Forever Nocturne E-zine : Forum : Submissions


Submissions

13 Years Ago


The 'reply to all' string of things will get hairy if we try to discuss the pieces that way. So I suggest we do it here. It's linnear. Yay!

I've only read the first two emails - so I'll just go over those for now. First up - Alex Hutchinson with three poems, 'Disconnected from Messenger', 'Carnal Blackout', 'Two Queens'. I think this guy shows massive potential. My favorite of the three was 'Disconnected', though the other two had publishible (able? stupid -ble's) qualities. 'Disconnected' had a very strong start, good rhythm to it, but lost that in the middle and went somewhere else. The message and feelings are clear, but I think I'm identifying too much with the emotion of the piece (told you so) and not being critical enough. 'Carnal' had great imagery, but for some reason the phrase 'penetrated hard' really jarred me as a reader. Maybe I'm just tired. Maybe it's supposed to be jarring. In the second stanza though, he suddenly uses question marks. I think it would be just as effective without using the punction. That threw the visual flow of the poem off for me. However, the opening line is killer. I loved it. 'Two Queens', imo, is inferior to the first two poems. The rhythm of it seems to be all over the place, and I had to read it through a few more times to really look at it. It didn't come as easy as the first two. So, over all, though I like 'Disconnected from Messenger' better on a personal note, my vote is to publish Alex in the October issue, with 'Carnal Blackout'.

Moving on to The Watch Box by Steven Silvey - Okay, I have plenty of issues with this piece, but I also see a great deal of potential in it. It needs some editing, but it's such a short piece (and I think a good idea) that I wouldn't mind putting a bit of effort into it. Especially since we're not knee deep in submissions yet. There's something very Edgar Allen Poe about this piece. Murdering a midget after feeding him Chicken Nuggets. Priceless. My biggest concern is not the edit it needs - but the fact that a midgets ashes would not fit into a Watch Box. Human bodies leave a s**t ton of ashes behind. Even height challenged humans. I'd be willing to take this piece under my wing and see if the author will doctor it up, and take the time to fix it. I think it can be a great little morbid piece. I just love the idea of murder to move up the mall character ranks.
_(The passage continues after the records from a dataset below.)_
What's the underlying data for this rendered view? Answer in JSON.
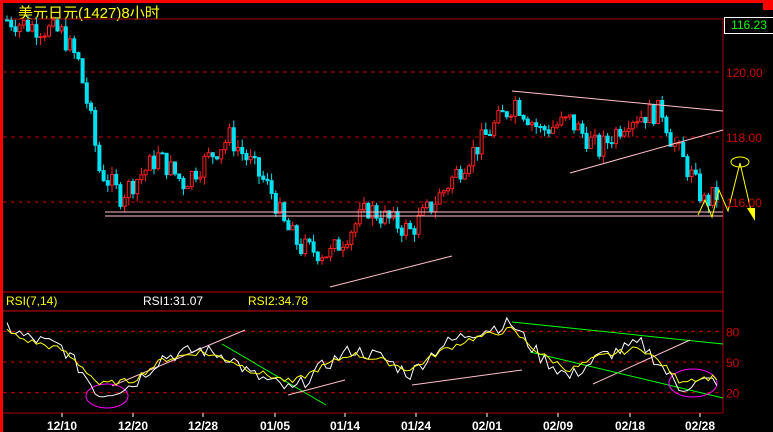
{
  "title": "美元日元(1427)8小时",
  "last_price": "116.23",
  "rsi": {
    "label": "RSI(7,14)",
    "rsi1": "RSI1:31.07",
    "rsi2": "RSI2:34.78"
  },
  "colors": {
    "up": "#ff2020",
    "down": "#00e0f0",
    "rsi1": "#ffffff",
    "rsi2": "#ffff00",
    "grid": "#c00000"
  },
  "chart_data": {
    "type": "candlestick",
    "title": "美元日元(1427)8小时",
    "price_ticks": [
      "120.00",
      "118.00",
      "116.00"
    ],
    "price_tick_values": [
      120,
      118,
      116
    ],
    "ylim": [
      113.8,
      121.8
    ],
    "bars": 170,
    "price_waypoints": [
      [
        0,
        121.6
      ],
      [
        13,
        121.2
      ],
      [
        17,
        120.3
      ],
      [
        20,
        118.5
      ],
      [
        22,
        117
      ],
      [
        27,
        116.2
      ],
      [
        36,
        117.4
      ],
      [
        42,
        116.6
      ],
      [
        53,
        118
      ],
      [
        58,
        117.2
      ],
      [
        63,
        116.3
      ],
      [
        66,
        115.3
      ],
      [
        70,
        114.6
      ],
      [
        77,
        114.4
      ],
      [
        86,
        115.8
      ],
      [
        96,
        115.1
      ],
      [
        103,
        116.2
      ],
      [
        110,
        117.4
      ],
      [
        117,
        118.5
      ],
      [
        121,
        119.1
      ],
      [
        127,
        118.2
      ],
      [
        134,
        118.5
      ],
      [
        141,
        117.6
      ],
      [
        148,
        118.6
      ],
      [
        156,
        118.8
      ],
      [
        158,
        118
      ],
      [
        163,
        116.8
      ],
      [
        166,
        116.0
      ],
      [
        169,
        116.2
      ]
    ],
    "rsi_ticks": [
      "80",
      "50",
      "20"
    ],
    "rsi_tick_values": [
      80,
      50,
      20
    ],
    "rsi1_waypoints": [
      [
        0,
        85
      ],
      [
        4,
        75
      ],
      [
        13,
        65
      ],
      [
        18,
        40
      ],
      [
        22,
        18
      ],
      [
        30,
        28
      ],
      [
        37,
        55
      ],
      [
        46,
        62
      ],
      [
        53,
        55
      ],
      [
        58,
        38
      ],
      [
        68,
        22
      ],
      [
        75,
        45
      ],
      [
        82,
        62
      ],
      [
        89,
        55
      ],
      [
        96,
        38
      ],
      [
        103,
        65
      ],
      [
        110,
        78
      ],
      [
        120,
        88
      ],
      [
        127,
        55
      ],
      [
        134,
        35
      ],
      [
        141,
        55
      ],
      [
        151,
        68
      ],
      [
        156,
        45
      ],
      [
        160,
        25
      ],
      [
        165,
        30
      ],
      [
        169,
        32
      ]
    ],
    "rsi2_waypoints": [
      [
        0,
        80
      ],
      [
        4,
        72
      ],
      [
        13,
        62
      ],
      [
        18,
        45
      ],
      [
        22,
        28
      ],
      [
        30,
        32
      ],
      [
        37,
        52
      ],
      [
        46,
        60
      ],
      [
        53,
        52
      ],
      [
        58,
        42
      ],
      [
        68,
        30
      ],
      [
        75,
        45
      ],
      [
        82,
        58
      ],
      [
        89,
        52
      ],
      [
        96,
        42
      ],
      [
        103,
        60
      ],
      [
        110,
        72
      ],
      [
        120,
        82
      ],
      [
        127,
        58
      ],
      [
        134,
        42
      ],
      [
        141,
        55
      ],
      [
        151,
        64
      ],
      [
        156,
        48
      ],
      [
        160,
        32
      ],
      [
        165,
        34
      ],
      [
        169,
        35
      ]
    ],
    "x_tick_labels": [
      "12/10",
      "12/20",
      "12/28",
      "01/05",
      "01/14",
      "01/24",
      "02/01",
      "02/09",
      "02/18",
      "02/28"
    ]
  }
}
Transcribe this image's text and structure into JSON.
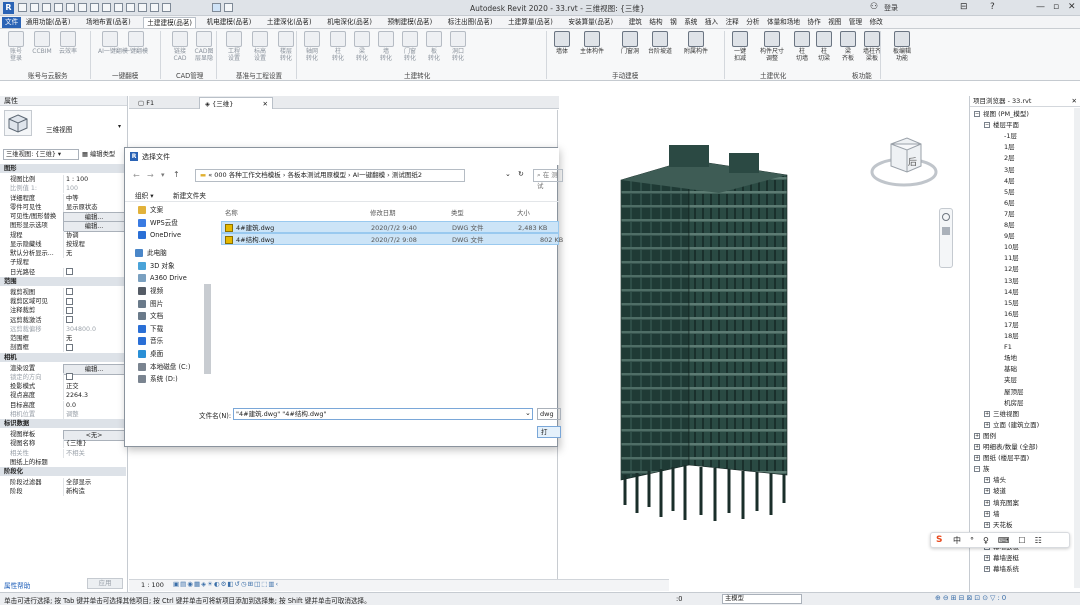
{
  "app": {
    "title": "Autodesk Revit 2020 - 33.rvt - 三维视图: {三维}",
    "sign_in": "登录",
    "help": "?"
  },
  "menu": {
    "tabs": [
      "文件",
      "通用功能(品茗)",
      "场地布置(品茗)",
      "土建建模(品茗)",
      "机电建模(品茗)",
      "土建深化(品茗)",
      "机电深化(品茗)",
      "预制建模(品茗)",
      "标注出图(品茗)",
      "土建算量(品茗)",
      "安装算量(品茗)",
      "建筑",
      "结构",
      "钢",
      "系统",
      "插入",
      "注释",
      "分析",
      "体量和场地",
      "协作",
      "视图",
      "管理",
      "修改"
    ]
  },
  "ribbon": {
    "buttons": [
      {
        "label": "账号\n登录"
      },
      {
        "label": "CCBIM"
      },
      {
        "label": "云效率"
      },
      {
        "label": "AI一键翻模"
      },
      {
        "label": "一键翻模"
      },
      {
        "label": "链接\nCAD"
      },
      {
        "label": "CAD图\n层显隐"
      },
      {
        "label": "工程\n设置"
      },
      {
        "label": "标高\n设置"
      },
      {
        "label": "楼层\n转化"
      },
      {
        "label": "轴网\n转化"
      },
      {
        "label": "柱\n转化"
      },
      {
        "label": "梁\n转化"
      },
      {
        "label": "墙\n转化"
      },
      {
        "label": "门窗\n转化"
      },
      {
        "label": "板\n转化"
      },
      {
        "label": "洞口\n转化"
      },
      {
        "label": "墙体"
      },
      {
        "label": "主体构件"
      },
      {
        "label": "门窗洞"
      },
      {
        "label": "台阶坡道"
      },
      {
        "label": "附属构件"
      },
      {
        "label": "一键\n扣减"
      },
      {
        "label": "构件尺寸\n调整"
      },
      {
        "label": "柱\n切墙"
      },
      {
        "label": "柱\n切梁"
      },
      {
        "label": "梁\n齐板"
      },
      {
        "label": "墙柱齐\n梁板"
      },
      {
        "label": "板编辑\n功能"
      }
    ],
    "groups": [
      "账号与云服务",
      "一键翻模",
      "CAD管理",
      "基准与工程设置",
      "土建转化",
      "手动建模",
      "土建优化",
      "板功能"
    ]
  },
  "properties": {
    "header": "属性",
    "type_name": "三维视图",
    "selector": "三维视图: {三维}",
    "edit_type": "编辑类型",
    "rows": [
      {
        "cat": "图形"
      },
      {
        "k": "视图比例",
        "v": "1 : 100"
      },
      {
        "k": "比例值 1:",
        "v": "100",
        "grey": true
      },
      {
        "k": "详细程度",
        "v": "中等"
      },
      {
        "k": "零件可见性",
        "v": "显示原状态"
      },
      {
        "k": "可见性/图形替换",
        "v": "编辑...",
        "btn": true
      },
      {
        "k": "图形显示选项",
        "v": "编辑...",
        "btn": true
      },
      {
        "k": "规程",
        "v": "协调"
      },
      {
        "k": "显示隐藏线",
        "v": "按规程"
      },
      {
        "k": "默认分析显示...",
        "v": "无"
      },
      {
        "k": "子规程",
        "v": ""
      },
      {
        "k": "日光路径",
        "v": "cb"
      },
      {
        "cat": "范围"
      },
      {
        "k": "裁剪视图",
        "v": "cb"
      },
      {
        "k": "裁剪区域可见",
        "v": "cb"
      },
      {
        "k": "注释裁剪",
        "v": "cb"
      },
      {
        "k": "远剪裁激活",
        "v": "cb"
      },
      {
        "k": "远剪裁偏移",
        "v": "304800.0",
        "grey": true
      },
      {
        "k": "范围框",
        "v": "无"
      },
      {
        "k": "剖面框",
        "v": "cb"
      },
      {
        "cat": "相机"
      },
      {
        "k": "渲染设置",
        "v": "编辑...",
        "btn": true
      },
      {
        "k": "锁定的方向",
        "v": "cb",
        "grey": true
      },
      {
        "k": "投影模式",
        "v": "正交"
      },
      {
        "k": "视点高度",
        "v": "2264.3"
      },
      {
        "k": "目标高度",
        "v": "0.0"
      },
      {
        "k": "相机位置",
        "v": "调整",
        "grey": true
      },
      {
        "cat": "标识数据"
      },
      {
        "k": "视图样板",
        "v": "<无>",
        "btn": true
      },
      {
        "k": "视图名称",
        "v": "{三维}"
      },
      {
        "k": "相关性",
        "v": "不相关",
        "grey": true
      },
      {
        "k": "图纸上的标题",
        "v": ""
      },
      {
        "cat": "阶段化"
      },
      {
        "k": "阶段过滤器",
        "v": "全部显示"
      },
      {
        "k": "阶段",
        "v": "新构造"
      }
    ],
    "help_link": "属性帮助",
    "apply": "应用"
  },
  "view_tabs": [
    {
      "label": "F1"
    },
    {
      "label": "{三维}"
    }
  ],
  "dialog": {
    "title": "选择文件",
    "path": [
      "000 各种工作文档模板",
      "各板本测试用原模型",
      "AI一键翻模",
      "测试图纸2"
    ],
    "search_placeholder": "在 测试",
    "organize": "组织 ▾",
    "new_folder": "新建文件夹",
    "nav": [
      {
        "label": "文案",
        "color": "#e2b23a"
      },
      {
        "label": "WPS云盘",
        "color": "#3a7be2"
      },
      {
        "label": "OneDrive",
        "color": "#2a6fd6"
      },
      {
        "label": "此电脑",
        "color": "#4a86c8"
      },
      {
        "label": "3D 对象",
        "color": "#4aa3d8"
      },
      {
        "label": "A360 Drive",
        "color": "#7aa0c0"
      },
      {
        "label": "视频",
        "color": "#555c66"
      },
      {
        "label": "图片",
        "color": "#6a7a8a"
      },
      {
        "label": "文档",
        "color": "#6a7a8a"
      },
      {
        "label": "下载",
        "color": "#2a6fd6"
      },
      {
        "label": "音乐",
        "color": "#2a6fd6"
      },
      {
        "label": "桌面",
        "color": "#2a8fd6"
      },
      {
        "label": "本地磁盘 (C:)",
        "color": "#7a8490"
      },
      {
        "label": "系统 (D:)",
        "color": "#7a8490"
      }
    ],
    "columns": [
      "名称",
      "修改日期",
      "类型",
      "大小"
    ],
    "files": [
      {
        "name": "4#建筑.dwg",
        "date": "2020/7/2 9:40",
        "type": "DWG 文件",
        "size": "2,483 KB"
      },
      {
        "name": "4#结构.dwg",
        "date": "2020/7/2 9:08",
        "type": "DWG 文件",
        "size": "802 KB"
      }
    ],
    "filename_label": "文件名(N):",
    "filename_value": "\"4#建筑.dwg\" \"4#结构.dwg\"",
    "filetype": "dwg文",
    "open": "打"
  },
  "project_browser": {
    "header": "项目浏览器 - 33.rvt",
    "items": [
      {
        "label": "视图 (PM_模型)",
        "lvl": 0,
        "exp": "−"
      },
      {
        "label": "楼层平面",
        "lvl": 1,
        "exp": "−"
      },
      {
        "label": "-1层",
        "lvl": 2
      },
      {
        "label": "1层",
        "lvl": 2
      },
      {
        "label": "2层",
        "lvl": 2
      },
      {
        "label": "3层",
        "lvl": 2
      },
      {
        "label": "4层",
        "lvl": 2
      },
      {
        "label": "5层",
        "lvl": 2
      },
      {
        "label": "6层",
        "lvl": 2
      },
      {
        "label": "7层",
        "lvl": 2
      },
      {
        "label": "8层",
        "lvl": 2
      },
      {
        "label": "9层",
        "lvl": 2
      },
      {
        "label": "10层",
        "lvl": 2
      },
      {
        "label": "11层",
        "lvl": 2
      },
      {
        "label": "12层",
        "lvl": 2
      },
      {
        "label": "13层",
        "lvl": 2
      },
      {
        "label": "14层",
        "lvl": 2
      },
      {
        "label": "15层",
        "lvl": 2
      },
      {
        "label": "16层",
        "lvl": 2
      },
      {
        "label": "17层",
        "lvl": 2
      },
      {
        "label": "18层",
        "lvl": 2
      },
      {
        "label": "F1",
        "lvl": 2
      },
      {
        "label": "场地",
        "lvl": 2
      },
      {
        "label": "基础",
        "lvl": 2
      },
      {
        "label": "夹层",
        "lvl": 2
      },
      {
        "label": "屋顶层",
        "lvl": 2
      },
      {
        "label": "机房层",
        "lvl": 2
      },
      {
        "label": "三维视图",
        "lvl": 1,
        "exp": "+"
      },
      {
        "label": "立面 (建筑立面)",
        "lvl": 1,
        "exp": "+"
      },
      {
        "label": "图例",
        "lvl": 0,
        "exp": "+"
      },
      {
        "label": "明细表/数量 (全部)",
        "lvl": 0,
        "exp": "+"
      },
      {
        "label": "图纸 (楼层平面)",
        "lvl": 0,
        "exp": "+"
      },
      {
        "label": "族",
        "lvl": 0,
        "exp": "−"
      },
      {
        "label": "墙头",
        "lvl": 1,
        "exp": "+"
      },
      {
        "label": "坡道",
        "lvl": 1,
        "exp": "+"
      },
      {
        "label": "填充图案",
        "lvl": 1,
        "exp": "+"
      },
      {
        "label": "墙",
        "lvl": 1,
        "exp": "+"
      },
      {
        "label": "天花板",
        "lvl": 1,
        "exp": "+"
      },
      {
        "label": "常规模型",
        "lvl": 1,
        "exp": "+"
      },
      {
        "label": "幕墙嵌板",
        "lvl": 1,
        "exp": "+"
      },
      {
        "label": "幕墙竖梃",
        "lvl": 1,
        "exp": "+"
      },
      {
        "label": "幕墙系统",
        "lvl": 1,
        "exp": "+"
      }
    ]
  },
  "viewcube": {
    "face": "后"
  },
  "view_bar": {
    "scale": "1 : 100"
  },
  "status": {
    "text": "单击可进行选择; 按 Tab 键并单击可选择其他项目; 按 Ctrl 键并单击可将新项目添加到选择集; 按 Shift 键并单击可取消选择。",
    "model": "主模型",
    "zero": ":0"
  },
  "ime": {
    "items": [
      "中",
      "°",
      "♀",
      "⌨",
      "☐",
      "☷"
    ]
  }
}
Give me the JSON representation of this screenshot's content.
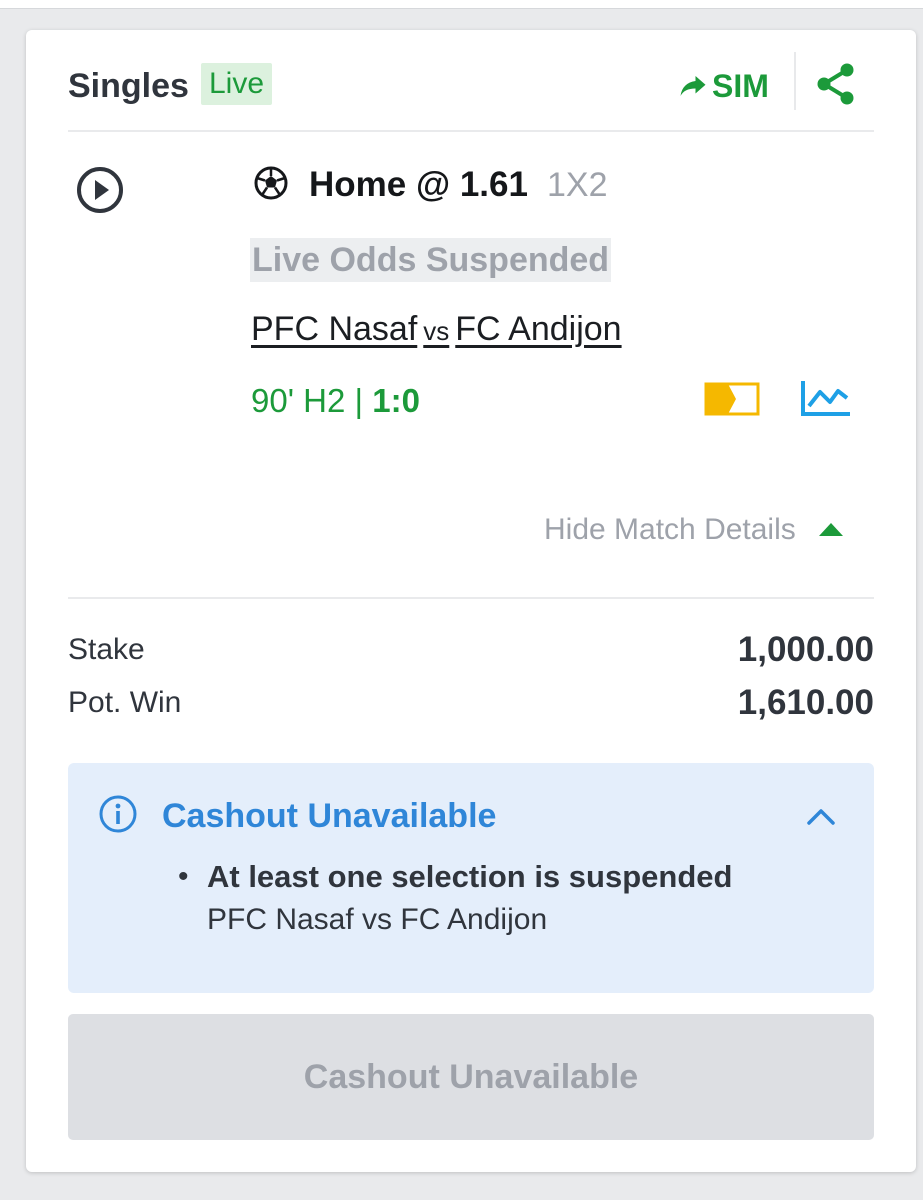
{
  "header": {
    "title": "Singles",
    "live_badge": "Live",
    "sim_label": "SIM",
    "share_icon": "share-icon"
  },
  "selection": {
    "pick": "Home @ 1.61",
    "market": "1X2",
    "odds_status": "Live Odds Suspended",
    "home_team": "PFC Nasaf",
    "vs": "vs",
    "away_team": "FC Andijon",
    "match_time": "90' H2 |",
    "score": "1:0",
    "hide_details_label": "Hide Match Details"
  },
  "bet": {
    "stake_label": "Stake",
    "stake_value": "1,000.00",
    "potwin_label": "Pot. Win",
    "potwin_value": "1,610.00"
  },
  "cashout_info": {
    "title": "Cashout Unavailable",
    "reason": "At least one selection is suspended",
    "match": "PFC Nasaf vs FC Andijon"
  },
  "cashout_button": {
    "label": "Cashout Unavailable"
  },
  "colors": {
    "green": "#1c9a3a",
    "blue": "#2f86d8",
    "orange": "#f5b800",
    "stats_blue": "#1ea0e6"
  }
}
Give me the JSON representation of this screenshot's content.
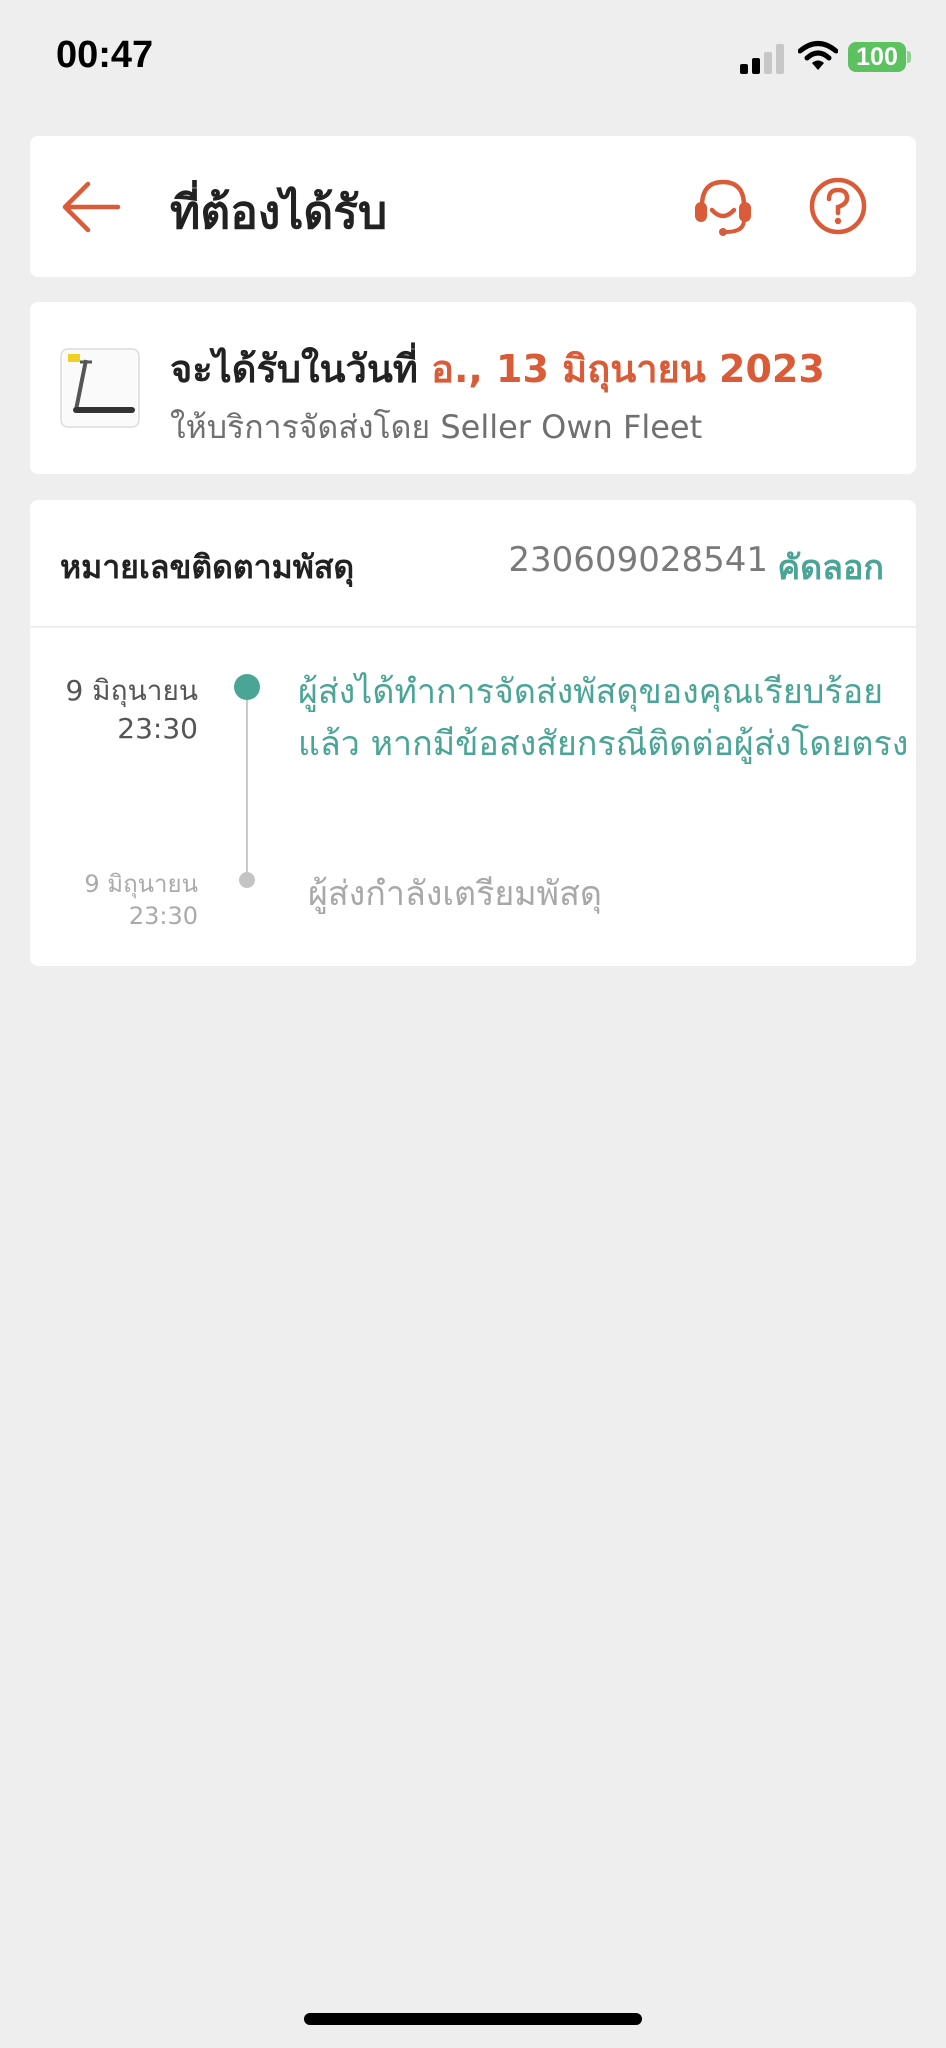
{
  "status_bar": {
    "time": "00:47",
    "battery": "100"
  },
  "header": {
    "title": "ที่ต้องได้รับ"
  },
  "delivery": {
    "label_prefix": "จะได้รับในวันที่",
    "date": "อ., 13 มิถุนายน 2023",
    "carrier": "ให้บริการจัดส่งโดย Seller Own Fleet"
  },
  "tracking": {
    "label": "หมายเลขติดตามพัสดุ",
    "number": "230609028541",
    "copy_label": "คัดลอก",
    "events": [
      {
        "date": "9 มิถุนายน",
        "time": "23:30",
        "description": "ผู้ส่งได้ทำการจัดส่งพัสดุของคุณเรียบร้อยแล้ว หากมีข้อสงสัยกรณีติดต่อผู้ส่งโดยตรง"
      },
      {
        "date": "9 มิถุนายน",
        "time": "23:30",
        "description": "ผู้ส่งกำลังเตรียมพัสดุ"
      }
    ]
  },
  "colors": {
    "accent_orange": "#d95b37",
    "accent_teal": "#4aa596",
    "background": "#eeeeee"
  },
  "icons": {
    "back": "arrow-left-icon",
    "support": "headset-icon",
    "help": "question-circle-icon"
  }
}
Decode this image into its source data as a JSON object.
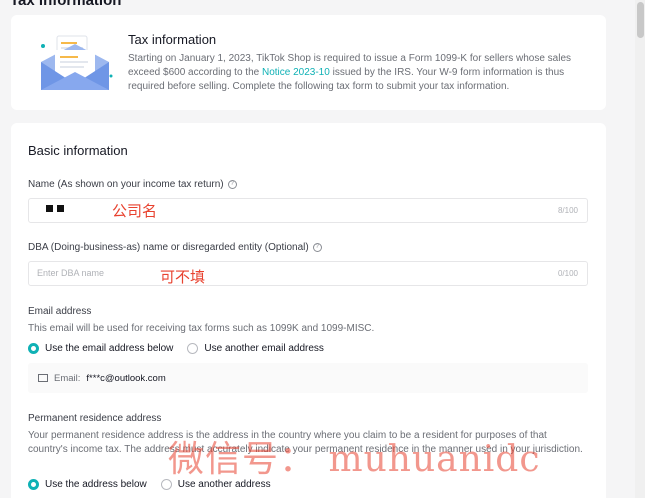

LMAO

[no subject]

13 Years Ago


I read Alex's pieces and agree with you on this one.  As for Steven's, I haven't had a chance to read it yet, but it sounds interesting.  I also just left you a  comment regarding submissions, so I'll restate it here:

Can we please have the submission guidelines (i.e. the "don't send attachments" part) up on the website where the submissions emails are?  Someone sent several attachments, had no subject in the subject line, and not much in the body of the email.  I feel that part of what we do should be helping writers to query properly.  I don't intend to open any attachments, as stated inside the 'zine.

So... how do we respond to that particular email, or do we respond at all?

[no subject]

13 Years Ago


I think we need to be strict about the attachments. The last thing any of us needs is a virus to shut us down in the middle of putting together the next issue. But we should have it posted in every place that offers the opportunity to submit work. That way they can't say "You never said blah blah blah".

[no subject]

13 Years Ago


ok I'm here, what did I miss? Sheesh. I've been battling the crud o' the month and it kicked my generic arse this week. It may take me until this time next week to get caught up. We have 'obligations' every night until the 14th. (My son is a new Thespian and a three year show choir kid, so its graduation, banquets, a wedding and a couple of other things, I forget...)

But - I will get myself caught back up. Doc said I have bronchitis, sinusitus, and allergies....um....ok. would anyone like a ball of phlegm? I have plenty.